Plot 6 — Weighted Error vs $\alpha$ (N=97): For $N = 97$ (an odd prime), we trace how $W(97; \alpha)$ changes as we increase the weight on raw error vs symmetry penalty. There is a clear minimum — the optimal $\alpha$ that balances both objectives. This is the analog of a bias-variance trade-off in machine learning.

Plot 7 — 3D Weighted Error Surface $W(N, \alpha)$: This is the centerpiece. The surface reveals:

  • Low-$\alpha$ regions where the symmetry penalty dominates
  • High-$\alpha$ ridges where even $N$ maintain flat error
  • Peaks corresponding to odd $N$ with large prime gaps

Plot 8 — 3D Prime Pair Landscape (p, q, N): Each 3D point $(p, q, N)$ represents the best prime pair for that $N$. Color encodes error (green = 0, red = nonzero). The diagonal sheet $p + q = N$ would be the perfect Goldbach plane — deviations from it are directly visible.
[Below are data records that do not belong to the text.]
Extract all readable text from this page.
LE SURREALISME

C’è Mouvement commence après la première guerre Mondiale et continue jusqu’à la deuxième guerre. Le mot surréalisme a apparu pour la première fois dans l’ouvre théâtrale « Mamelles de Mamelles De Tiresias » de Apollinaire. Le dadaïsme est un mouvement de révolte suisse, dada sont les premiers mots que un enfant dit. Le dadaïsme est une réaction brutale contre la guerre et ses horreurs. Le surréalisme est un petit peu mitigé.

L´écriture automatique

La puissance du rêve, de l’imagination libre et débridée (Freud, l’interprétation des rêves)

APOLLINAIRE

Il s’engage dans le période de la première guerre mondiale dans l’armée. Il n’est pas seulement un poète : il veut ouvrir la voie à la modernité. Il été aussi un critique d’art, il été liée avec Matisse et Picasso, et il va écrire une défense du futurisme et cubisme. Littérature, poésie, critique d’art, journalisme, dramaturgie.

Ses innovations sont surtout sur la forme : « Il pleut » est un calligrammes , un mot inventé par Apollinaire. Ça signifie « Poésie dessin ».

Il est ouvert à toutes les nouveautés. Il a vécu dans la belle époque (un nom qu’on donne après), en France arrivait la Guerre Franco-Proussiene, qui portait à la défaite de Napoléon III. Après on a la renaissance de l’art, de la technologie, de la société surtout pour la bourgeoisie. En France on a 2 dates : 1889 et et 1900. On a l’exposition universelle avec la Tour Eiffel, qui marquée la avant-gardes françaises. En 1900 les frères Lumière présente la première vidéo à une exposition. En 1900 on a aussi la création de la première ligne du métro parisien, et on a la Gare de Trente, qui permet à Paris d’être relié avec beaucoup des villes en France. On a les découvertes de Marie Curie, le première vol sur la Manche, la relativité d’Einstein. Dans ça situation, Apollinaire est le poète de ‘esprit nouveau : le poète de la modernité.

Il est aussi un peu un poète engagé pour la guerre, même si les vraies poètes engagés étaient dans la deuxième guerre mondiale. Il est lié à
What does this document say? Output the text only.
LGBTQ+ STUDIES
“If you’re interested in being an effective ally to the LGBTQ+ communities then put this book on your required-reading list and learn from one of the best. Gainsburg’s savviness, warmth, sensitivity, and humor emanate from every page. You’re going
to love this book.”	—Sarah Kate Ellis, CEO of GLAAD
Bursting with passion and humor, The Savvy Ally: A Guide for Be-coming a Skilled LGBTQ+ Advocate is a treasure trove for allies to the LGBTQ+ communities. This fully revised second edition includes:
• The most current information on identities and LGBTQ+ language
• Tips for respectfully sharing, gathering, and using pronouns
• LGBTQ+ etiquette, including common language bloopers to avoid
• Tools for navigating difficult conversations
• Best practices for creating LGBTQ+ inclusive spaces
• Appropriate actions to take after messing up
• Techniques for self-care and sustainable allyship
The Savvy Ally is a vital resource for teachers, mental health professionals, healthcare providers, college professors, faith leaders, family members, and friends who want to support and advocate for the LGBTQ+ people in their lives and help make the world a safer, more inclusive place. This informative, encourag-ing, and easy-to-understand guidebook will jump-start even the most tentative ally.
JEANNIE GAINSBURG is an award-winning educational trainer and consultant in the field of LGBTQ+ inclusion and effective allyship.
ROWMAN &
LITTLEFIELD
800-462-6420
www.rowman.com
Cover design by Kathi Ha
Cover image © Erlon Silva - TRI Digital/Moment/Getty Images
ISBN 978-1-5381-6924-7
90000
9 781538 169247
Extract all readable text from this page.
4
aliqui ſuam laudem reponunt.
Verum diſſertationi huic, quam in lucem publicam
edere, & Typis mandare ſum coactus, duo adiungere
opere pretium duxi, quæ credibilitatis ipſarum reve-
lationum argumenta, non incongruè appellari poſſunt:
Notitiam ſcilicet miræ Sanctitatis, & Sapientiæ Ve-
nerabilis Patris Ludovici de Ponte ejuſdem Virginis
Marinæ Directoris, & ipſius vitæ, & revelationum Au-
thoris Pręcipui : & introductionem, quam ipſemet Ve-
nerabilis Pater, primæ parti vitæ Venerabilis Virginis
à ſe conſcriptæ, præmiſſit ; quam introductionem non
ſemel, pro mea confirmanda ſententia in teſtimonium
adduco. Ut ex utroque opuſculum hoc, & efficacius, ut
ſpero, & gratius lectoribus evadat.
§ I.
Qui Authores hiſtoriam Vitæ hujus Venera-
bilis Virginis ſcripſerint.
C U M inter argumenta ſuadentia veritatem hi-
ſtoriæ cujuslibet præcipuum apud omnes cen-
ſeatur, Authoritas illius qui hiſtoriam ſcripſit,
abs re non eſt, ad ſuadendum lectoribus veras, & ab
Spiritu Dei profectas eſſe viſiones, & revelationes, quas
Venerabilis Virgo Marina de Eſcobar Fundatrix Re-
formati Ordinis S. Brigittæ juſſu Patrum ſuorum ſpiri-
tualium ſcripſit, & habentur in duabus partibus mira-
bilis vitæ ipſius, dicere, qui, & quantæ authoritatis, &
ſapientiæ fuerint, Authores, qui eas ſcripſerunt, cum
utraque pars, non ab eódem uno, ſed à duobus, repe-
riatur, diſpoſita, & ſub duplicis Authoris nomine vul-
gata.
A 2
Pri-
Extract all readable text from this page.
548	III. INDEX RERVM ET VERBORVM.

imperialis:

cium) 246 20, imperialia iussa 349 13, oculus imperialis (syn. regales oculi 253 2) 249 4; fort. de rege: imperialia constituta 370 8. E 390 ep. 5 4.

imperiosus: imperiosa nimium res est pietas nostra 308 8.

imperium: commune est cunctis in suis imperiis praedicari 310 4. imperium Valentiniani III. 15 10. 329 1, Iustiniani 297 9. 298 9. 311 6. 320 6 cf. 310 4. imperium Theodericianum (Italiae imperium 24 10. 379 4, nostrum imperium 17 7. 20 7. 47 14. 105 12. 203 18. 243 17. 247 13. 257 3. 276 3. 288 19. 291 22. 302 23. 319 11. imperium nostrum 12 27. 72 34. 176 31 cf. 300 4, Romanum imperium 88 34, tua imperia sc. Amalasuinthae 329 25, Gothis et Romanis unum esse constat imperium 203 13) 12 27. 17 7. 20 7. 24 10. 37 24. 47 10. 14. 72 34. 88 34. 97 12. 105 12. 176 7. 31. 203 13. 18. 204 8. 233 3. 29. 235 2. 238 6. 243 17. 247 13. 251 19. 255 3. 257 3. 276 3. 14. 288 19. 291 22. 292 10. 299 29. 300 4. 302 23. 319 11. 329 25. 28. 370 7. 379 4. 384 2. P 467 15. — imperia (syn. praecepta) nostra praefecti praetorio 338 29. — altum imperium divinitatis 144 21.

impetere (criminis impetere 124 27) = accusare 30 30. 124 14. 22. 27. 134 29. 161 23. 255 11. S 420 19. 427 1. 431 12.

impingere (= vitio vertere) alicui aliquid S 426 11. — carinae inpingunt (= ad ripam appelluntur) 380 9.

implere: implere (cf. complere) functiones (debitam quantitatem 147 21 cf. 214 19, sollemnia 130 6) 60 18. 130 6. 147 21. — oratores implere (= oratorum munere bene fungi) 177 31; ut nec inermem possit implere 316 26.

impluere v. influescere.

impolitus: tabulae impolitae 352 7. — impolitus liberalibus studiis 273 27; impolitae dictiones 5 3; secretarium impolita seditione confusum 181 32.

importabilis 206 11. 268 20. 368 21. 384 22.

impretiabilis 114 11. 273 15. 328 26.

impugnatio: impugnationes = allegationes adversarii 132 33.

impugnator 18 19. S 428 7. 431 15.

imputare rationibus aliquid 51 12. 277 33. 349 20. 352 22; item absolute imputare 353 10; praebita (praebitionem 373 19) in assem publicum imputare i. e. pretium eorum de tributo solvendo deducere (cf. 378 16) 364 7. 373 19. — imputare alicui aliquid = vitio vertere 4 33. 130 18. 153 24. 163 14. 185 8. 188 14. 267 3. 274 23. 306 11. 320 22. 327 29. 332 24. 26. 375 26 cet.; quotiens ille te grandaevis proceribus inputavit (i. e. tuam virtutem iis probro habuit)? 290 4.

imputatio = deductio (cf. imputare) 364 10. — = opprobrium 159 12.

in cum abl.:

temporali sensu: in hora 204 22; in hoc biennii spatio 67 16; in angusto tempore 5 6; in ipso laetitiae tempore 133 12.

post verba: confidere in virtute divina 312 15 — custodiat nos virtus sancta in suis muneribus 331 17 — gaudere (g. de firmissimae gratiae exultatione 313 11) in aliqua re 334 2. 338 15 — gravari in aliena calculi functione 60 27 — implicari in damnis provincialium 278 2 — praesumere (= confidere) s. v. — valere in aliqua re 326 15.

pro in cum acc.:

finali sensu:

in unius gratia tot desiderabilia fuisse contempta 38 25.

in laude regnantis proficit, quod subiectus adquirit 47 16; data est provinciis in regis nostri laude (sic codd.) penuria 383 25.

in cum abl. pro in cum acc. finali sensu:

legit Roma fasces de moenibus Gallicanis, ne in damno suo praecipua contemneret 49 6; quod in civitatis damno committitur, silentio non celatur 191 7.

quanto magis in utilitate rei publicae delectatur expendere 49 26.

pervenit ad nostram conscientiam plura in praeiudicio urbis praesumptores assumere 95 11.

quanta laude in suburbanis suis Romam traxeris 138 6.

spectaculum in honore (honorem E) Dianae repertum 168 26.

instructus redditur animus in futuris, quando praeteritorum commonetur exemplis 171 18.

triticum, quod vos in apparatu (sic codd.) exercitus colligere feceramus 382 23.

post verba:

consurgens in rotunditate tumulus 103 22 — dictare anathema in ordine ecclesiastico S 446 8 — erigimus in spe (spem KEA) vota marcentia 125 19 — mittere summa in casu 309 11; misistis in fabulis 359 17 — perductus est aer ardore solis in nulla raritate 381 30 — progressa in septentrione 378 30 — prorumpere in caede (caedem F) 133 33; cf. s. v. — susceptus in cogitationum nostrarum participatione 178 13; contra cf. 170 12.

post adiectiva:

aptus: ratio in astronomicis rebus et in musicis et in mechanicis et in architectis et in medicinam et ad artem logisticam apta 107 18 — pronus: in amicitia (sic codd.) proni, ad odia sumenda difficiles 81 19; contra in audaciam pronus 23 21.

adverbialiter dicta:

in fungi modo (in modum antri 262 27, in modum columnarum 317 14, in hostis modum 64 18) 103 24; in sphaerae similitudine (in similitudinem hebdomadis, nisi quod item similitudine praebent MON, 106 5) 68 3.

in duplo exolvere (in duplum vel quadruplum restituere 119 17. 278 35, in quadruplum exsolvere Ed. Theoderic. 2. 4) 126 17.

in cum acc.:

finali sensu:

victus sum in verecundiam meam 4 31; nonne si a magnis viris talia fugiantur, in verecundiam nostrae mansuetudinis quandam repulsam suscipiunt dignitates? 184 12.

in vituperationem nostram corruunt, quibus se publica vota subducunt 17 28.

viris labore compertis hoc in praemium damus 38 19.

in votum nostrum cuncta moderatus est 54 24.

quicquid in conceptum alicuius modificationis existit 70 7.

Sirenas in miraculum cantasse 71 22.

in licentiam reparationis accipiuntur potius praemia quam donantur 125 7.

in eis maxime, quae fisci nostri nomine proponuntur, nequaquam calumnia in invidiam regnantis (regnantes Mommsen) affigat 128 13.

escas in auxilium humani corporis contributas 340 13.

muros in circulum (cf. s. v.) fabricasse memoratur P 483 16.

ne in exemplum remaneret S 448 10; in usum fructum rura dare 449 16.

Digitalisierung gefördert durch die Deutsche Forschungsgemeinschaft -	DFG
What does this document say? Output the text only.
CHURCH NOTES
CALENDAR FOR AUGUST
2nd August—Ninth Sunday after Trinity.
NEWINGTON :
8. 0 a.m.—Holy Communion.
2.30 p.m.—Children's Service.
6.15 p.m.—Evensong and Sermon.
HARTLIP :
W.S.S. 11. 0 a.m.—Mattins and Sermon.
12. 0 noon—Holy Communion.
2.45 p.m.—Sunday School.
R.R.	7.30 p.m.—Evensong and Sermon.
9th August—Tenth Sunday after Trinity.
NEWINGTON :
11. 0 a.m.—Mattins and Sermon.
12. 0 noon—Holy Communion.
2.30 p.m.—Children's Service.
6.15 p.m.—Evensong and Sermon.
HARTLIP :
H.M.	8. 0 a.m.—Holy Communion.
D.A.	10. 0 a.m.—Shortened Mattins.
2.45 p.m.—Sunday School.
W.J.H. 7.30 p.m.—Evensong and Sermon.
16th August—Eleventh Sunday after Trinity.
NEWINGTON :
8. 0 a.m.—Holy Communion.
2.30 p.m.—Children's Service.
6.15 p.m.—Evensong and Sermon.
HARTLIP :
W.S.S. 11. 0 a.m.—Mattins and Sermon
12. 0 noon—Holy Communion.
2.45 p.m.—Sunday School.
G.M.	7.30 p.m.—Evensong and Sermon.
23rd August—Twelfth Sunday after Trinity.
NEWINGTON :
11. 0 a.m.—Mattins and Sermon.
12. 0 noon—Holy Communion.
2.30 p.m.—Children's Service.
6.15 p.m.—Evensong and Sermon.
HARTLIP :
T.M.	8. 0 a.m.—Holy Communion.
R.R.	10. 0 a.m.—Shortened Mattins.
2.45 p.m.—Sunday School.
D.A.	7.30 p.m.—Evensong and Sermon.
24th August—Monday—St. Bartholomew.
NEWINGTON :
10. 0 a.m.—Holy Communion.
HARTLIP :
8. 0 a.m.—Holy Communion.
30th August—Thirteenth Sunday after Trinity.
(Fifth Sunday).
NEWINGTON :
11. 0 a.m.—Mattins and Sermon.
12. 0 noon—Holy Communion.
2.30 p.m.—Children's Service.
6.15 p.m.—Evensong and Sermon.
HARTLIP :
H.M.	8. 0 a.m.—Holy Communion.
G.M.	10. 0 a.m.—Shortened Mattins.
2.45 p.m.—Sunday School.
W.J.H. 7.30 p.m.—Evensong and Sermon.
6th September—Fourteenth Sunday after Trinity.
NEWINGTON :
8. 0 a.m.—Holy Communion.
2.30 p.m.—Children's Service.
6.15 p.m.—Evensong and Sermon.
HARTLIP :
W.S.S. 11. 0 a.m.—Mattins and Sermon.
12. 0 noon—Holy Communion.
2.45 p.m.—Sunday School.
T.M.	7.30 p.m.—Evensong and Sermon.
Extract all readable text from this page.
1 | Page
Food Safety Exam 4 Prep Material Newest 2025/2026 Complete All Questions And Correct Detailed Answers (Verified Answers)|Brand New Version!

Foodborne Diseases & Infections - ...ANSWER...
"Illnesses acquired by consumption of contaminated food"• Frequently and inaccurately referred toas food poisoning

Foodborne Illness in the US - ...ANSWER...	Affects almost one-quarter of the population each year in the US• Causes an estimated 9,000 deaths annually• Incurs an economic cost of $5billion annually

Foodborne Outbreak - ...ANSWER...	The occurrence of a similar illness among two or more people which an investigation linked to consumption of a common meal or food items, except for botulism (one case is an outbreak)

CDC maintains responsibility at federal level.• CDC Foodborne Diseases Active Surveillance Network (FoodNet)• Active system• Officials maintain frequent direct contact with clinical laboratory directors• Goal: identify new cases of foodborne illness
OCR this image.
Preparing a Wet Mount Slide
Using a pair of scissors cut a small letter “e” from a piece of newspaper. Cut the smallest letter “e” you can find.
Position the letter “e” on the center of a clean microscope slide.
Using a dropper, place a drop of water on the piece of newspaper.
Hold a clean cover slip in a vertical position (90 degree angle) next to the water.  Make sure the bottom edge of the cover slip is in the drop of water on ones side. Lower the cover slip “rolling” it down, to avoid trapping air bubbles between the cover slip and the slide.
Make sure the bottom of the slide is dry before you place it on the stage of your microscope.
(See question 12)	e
Plot 9 — Prime Gap |p−q| vs Error: Almost all exact Goldbach pairs ($\text{error}=0$) are spread across a wide range of gaps, but error > 0 cases cluster near large gaps — confirming that wide prime deserts near $N/2$ are the root cause of Goldbach failures.


Execution Results

Primes up to 500: 95 primes generated
First 10: [ 2  3  5  7 11 13 17 19 23 29]
Last 10:  [443 449 457 461 463 467 479 487 491 499]

--- Example: N = 100 ---
Best pair: (3, 97)
Sum: 100
Error |100 - (3+97)| = 0

Computing Goldbach errors for N in [4, 200]...
Done in 0.017s
Max error: 1 at N=11
Mean error: 0.2741
Fraction with error=0 (exact Goldbach): 72.6%

Building 3D surface (19 x 10 grid)...
3D grid computed in 0.045s

Figure saved as 'goldbach_error_analysis.png'

Key Mathematical Takeaways

The Goldbach error $E(N)$ satisfies:

$$E(N) = 0 \iff \exists\ p, q \in \mathbb{P} : p + q = N$$

For all even $N \leq 4 \times 10^{18}$ (verified computationally), $E(N) = 0$. For odd $N$, the error is bounded by the prime gap $g(N/2)$:

$$E(N) \leq g!\left(\lfloor N/2 \rfloor\right)$$

The weighted formulation $W(N; \alpha, \beta)$ transforms this into a proper optimization problem with a tunable bias-variance trade-off — making it amenable to gradient-based or parameter-sweep methods, as demonstrated by Plot 6 and Plot 7 above.